The company managed their dynamic EKS clusters spread across roughly 50 AWS accounts, with more than 100 clusters and thousands of EBS volumes. Spiking customer demands led to higher storage demands in parallel to internal training jobs, experiments, and new feature deployments.
Native EBS limitations made it difficult to react to these changes in real time. Capacity and performance could not be adjusted dynamically using policy-based automation, forcing the team to significantly overprovision storage to avoid outages. As a result, average EBS utilization dropped to 17 percent, making EBS the single largest source of wasted cloud spend.
At the same time, H2O.ai required a solution that would not require downtime, introduce operational risk, or demand significant changes to applications or cluster operations.
The Solution
H2O.ai adopted Datafy EBS Auto-Scaler to fully automate and optimize its EC2 storage layer and overcome native AWS limitations in scaling EBS.
Datafy EBS Auto-Scaler easily integrated with their existing Infrastructure as Code workflows. The solution operates as an autonomous storage layer that continuously adjusts EBS volume capacity and performance in real time, based on actual workload demand.
Key aspects of the deployment included:
- Native Integration: Compatible with Kubernetes and existing CI/CD toolsets.
- Zero-Touch Implementation: Enabled full deployment without modifying applications, underlying operating systems, or core cluster configurations.
- Automated Storage Management: Facilitated dynamic EBS scaling up and down with zero downtime.
- Hardened Security Alignment: Maintained strict adherence to the Bottlerocket security posture.
- Streamlined Data Protection: Leveraged CSI and Velero to ensure seamless integration with snapshot and backup processes.
All critical scaling decisions are executed locally and autonomously, ensuring high availability and reliability even at large scale.
The Results
With Datafy in place, H2O.ai transformed how it manages storage across its AI infrastructure.
Their storage utilization increased by 429%, turning a previously overprovisioned architecture into a streamlined estate.
The impact was immediate and measurable:
- Over 60% reduction in EBS costs within 30 days.
- $1M+ in annual savings.
- Thousands of EBS volumes managed dynamically across 50+ AWS accounts.
- Zero operational overhead, zero impact on cluster stability.
Datafy EBS Auto-Scaler is now an important part of H2O.ai’s solution, allowing the engineering teams to focus on AI innovation rather than infrastructure constraints.
Customer Quote
“We have highly dynamic Bottlerocket EKS clusters, spanning across approximately 50 accounts.
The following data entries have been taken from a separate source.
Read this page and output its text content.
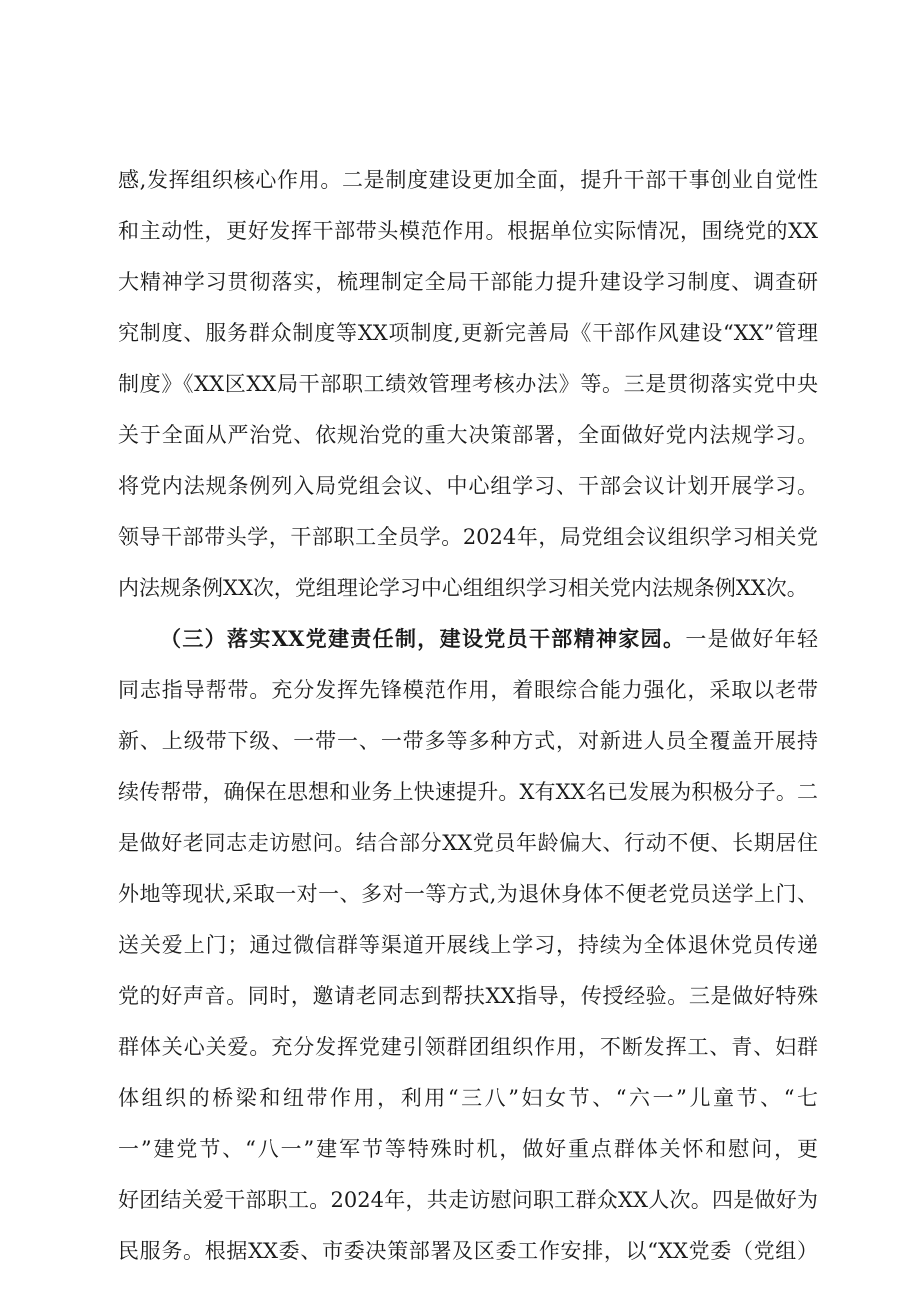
感,发挥组织核心作用。二是制度建设更加全面，提升干部干事创业自觉性
和主动性，更好发挥干部带头模范作用。根据单位实际情况，围绕党的XX
大精神学习贯彻落实，梳理制定全局干部能力提升建设学习制度、调查研
究制度、服务群众制度等XX项制度,更新完善局《干部作风建设“XX”管理
制度》《XX区XX局干部职工绩效管理考核办法》等。三是贯彻落实党中央
关于全面从严治党、依规治党的重大决策部署，全面做好党内法规学习。
将党内法规条例列入局党组会议、中心组学习、干部会议计划开展学习。
领导干部带头学，干部职工全员学。2024年，局党组会议组织学习相关党
内法规条例XX次，党组理论学习中心组组织学习相关党内法规条例XX次。
（三）落实XX党建责任制，建设党员干部精神家园。一是做好年轻
同志指导帮带。充分发挥先锋模范作用，着眼综合能力强化，采取以老带
新、上级带下级、一带一、一带多等多种方式，对新进人员全覆盖开展持
续传帮带，确保在思想和业务上快速提升。X有XX名已发展为积极分子。二
是做好老同志走访慰问。结合部分XX党员年龄偏大、行动不便、长期居住
外地等现状,采取一对一、多对一等方式,为退休身体不便老党员送学上门、
送关爱上门；通过微信群等渠道开展线上学习，持续为全体退休党员传递
党的好声音。同时，邀请老同志到帮扶XX指导，传授经验。三是做好特殊
群体关心关爱。充分发挥党建引领群团组织作用，不断发挥工、青、妇群
体组织的桥梁和纽带作用，利用“三八”妇女节、“六一”儿童节、“七
一”建党节、“八一”建军节等特殊时机，做好重点群体关怀和慰问，更
好团结关爱干部职工。2024年，共走访慰问职工群众XX人次。四是做好为
民服务。根据XX委、市委决策部署及区委工作安排，以“XX党委（党组）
Datafy allows us to easily deploy, activate, and auto-scale persistent volumes using Terraform and Helm, in a way that is completely seamless to our applications and to any cluster operation. We have saved over 60 percent of our EBS budget in a few simple steps, without jeopardizing cluster availability or stability.”
Senior Manager, Cloud Engineering, H2O.ai
Conclusion
By adopting Datafy, H2O.ai eliminated storage inefficiencies that were limiting scale and driving unnecessary cloud costs. The result is a fully autonomous, highly utilized storage layer that keeps pace with the demands of modern AI workloads while significantly reducing spend.
For organizations running large-scale, dynamic EC2 or Kubernetes environments on Amazon EBS, H2O.ai’s experience with Datafy demonstrates that the right storage tools can now be a strategic engine for limitless scale.